The study, by the University’s Teachers and Teaching Research Centre, drew on more than a decade of data from NSW secondary students, parents, carers, teachers and communities, marking 10 years since the Aspirations Longitudinal Study ran from 2012 to 2015.
Researchers returned to six high schools and one central school from the original project in regional and metropolitan NSW, conducting new surveys, interviews and focus groups with teachers, parents and students.
Lead author and University of Newcastle senior lecturer Dr Leanne Fray said young people were expressing worries about the future in ways not seen in the earlier research, regardless of where they lived or their socio-economic background.
“A young Australian born in 2010 has already faced a pandemic, social isolation, cost-of-living crises, and an array of additional pressures and global instabilities,” Dr Fray said.
“We found students were not just worried about their own futures, but about society as a whole.”
Despite that uncertainty, university remained the preferred pathway, with 43 per cent of surveyed students aspiring to complete a university degree.

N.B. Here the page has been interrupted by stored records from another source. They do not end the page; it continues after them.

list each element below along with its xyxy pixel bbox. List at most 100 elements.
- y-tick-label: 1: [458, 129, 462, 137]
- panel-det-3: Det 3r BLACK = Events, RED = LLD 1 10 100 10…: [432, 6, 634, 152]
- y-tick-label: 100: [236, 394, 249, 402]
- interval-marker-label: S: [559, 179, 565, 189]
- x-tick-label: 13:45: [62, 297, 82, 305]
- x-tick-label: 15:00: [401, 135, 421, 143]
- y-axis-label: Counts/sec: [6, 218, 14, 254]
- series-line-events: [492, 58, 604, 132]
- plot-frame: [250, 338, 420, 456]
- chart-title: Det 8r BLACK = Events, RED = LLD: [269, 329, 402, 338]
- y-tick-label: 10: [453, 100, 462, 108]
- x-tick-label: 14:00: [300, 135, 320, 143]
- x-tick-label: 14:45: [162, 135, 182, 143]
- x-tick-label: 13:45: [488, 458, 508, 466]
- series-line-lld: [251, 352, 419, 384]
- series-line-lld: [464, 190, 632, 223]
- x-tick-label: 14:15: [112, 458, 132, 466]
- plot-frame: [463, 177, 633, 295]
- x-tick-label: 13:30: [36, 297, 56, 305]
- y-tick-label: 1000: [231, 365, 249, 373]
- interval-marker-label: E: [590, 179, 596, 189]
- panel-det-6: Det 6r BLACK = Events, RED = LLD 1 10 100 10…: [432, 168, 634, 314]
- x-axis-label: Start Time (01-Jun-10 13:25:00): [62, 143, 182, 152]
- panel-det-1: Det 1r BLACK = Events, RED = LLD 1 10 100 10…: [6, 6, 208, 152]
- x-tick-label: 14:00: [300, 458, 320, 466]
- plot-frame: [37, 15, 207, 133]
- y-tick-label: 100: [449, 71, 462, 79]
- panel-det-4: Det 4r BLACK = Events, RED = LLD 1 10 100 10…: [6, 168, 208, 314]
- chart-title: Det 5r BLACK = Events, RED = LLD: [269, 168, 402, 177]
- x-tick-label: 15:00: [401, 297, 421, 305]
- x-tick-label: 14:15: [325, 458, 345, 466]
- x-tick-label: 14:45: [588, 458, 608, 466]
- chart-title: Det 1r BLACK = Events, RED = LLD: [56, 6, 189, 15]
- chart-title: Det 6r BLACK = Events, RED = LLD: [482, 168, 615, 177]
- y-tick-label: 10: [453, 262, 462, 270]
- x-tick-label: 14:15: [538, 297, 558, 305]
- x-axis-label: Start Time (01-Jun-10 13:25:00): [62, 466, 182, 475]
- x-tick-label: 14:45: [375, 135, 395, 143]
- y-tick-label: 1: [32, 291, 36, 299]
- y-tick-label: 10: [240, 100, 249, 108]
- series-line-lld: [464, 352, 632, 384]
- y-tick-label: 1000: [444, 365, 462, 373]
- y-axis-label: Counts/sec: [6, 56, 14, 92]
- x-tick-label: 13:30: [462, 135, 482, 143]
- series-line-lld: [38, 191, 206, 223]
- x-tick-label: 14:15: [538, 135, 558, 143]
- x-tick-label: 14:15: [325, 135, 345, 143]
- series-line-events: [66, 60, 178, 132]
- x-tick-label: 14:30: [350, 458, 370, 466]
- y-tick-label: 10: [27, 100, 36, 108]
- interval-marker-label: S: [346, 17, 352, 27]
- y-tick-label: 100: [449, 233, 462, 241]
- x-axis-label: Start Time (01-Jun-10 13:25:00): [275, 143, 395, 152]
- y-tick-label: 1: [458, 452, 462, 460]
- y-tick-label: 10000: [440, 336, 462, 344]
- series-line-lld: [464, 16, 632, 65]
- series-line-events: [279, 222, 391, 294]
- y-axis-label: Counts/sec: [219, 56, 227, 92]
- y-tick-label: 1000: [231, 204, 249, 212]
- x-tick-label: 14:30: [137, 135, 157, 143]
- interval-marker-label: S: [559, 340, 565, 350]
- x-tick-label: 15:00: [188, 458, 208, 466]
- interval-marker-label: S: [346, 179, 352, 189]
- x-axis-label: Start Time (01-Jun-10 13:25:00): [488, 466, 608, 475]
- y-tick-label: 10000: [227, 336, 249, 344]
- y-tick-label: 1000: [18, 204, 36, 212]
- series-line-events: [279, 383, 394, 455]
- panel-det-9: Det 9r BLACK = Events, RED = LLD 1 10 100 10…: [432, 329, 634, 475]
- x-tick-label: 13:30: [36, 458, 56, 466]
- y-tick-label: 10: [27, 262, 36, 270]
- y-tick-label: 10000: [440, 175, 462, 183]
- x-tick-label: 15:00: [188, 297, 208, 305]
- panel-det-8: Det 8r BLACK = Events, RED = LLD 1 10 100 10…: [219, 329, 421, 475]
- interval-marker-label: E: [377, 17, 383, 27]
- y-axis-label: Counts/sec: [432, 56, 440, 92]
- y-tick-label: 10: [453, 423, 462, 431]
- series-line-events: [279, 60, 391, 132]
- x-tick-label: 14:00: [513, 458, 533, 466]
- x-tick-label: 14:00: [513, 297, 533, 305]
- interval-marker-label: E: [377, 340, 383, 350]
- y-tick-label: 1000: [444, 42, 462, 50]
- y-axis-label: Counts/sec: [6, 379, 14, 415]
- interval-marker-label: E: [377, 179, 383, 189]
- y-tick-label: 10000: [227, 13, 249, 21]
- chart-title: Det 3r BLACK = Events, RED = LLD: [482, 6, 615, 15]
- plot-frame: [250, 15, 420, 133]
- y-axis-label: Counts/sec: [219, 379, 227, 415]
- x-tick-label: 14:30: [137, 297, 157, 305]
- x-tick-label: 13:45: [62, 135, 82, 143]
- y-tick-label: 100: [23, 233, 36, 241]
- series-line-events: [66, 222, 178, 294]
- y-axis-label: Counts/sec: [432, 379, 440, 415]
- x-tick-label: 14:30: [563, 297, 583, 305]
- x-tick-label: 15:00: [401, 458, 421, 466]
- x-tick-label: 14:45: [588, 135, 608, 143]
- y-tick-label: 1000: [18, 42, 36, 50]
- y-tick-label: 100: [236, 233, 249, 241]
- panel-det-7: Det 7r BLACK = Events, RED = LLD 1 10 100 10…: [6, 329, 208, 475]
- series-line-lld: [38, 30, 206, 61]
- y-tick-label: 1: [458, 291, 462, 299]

The research also found growing appreciation for TAFE and vocational pathways across communities, from small rural lower-SES schools to academically selective city schools.
The findings included recommendations for schools, higher education providers and policymakers, including better integration of mental health programs in school and tertiary settings, stronger career education partnerships with employers and training providers, greater promotion of alternative pathways into university, and changes to funding models and community infrastructure.
Researchers said the recommendations were intended to help support the Universities Accord goal of 80 per cent of the population attaining a higher education or vocational qualification by 2050.
“What we see in this research is a generation working harder than ever to make sense of a rapidly changing world. Young people are ambitious, they are thoughtful, and they are doing the emotional and practical work required to plan for their futures. What they need now is a system that meets them halfway,” Dr Fray said.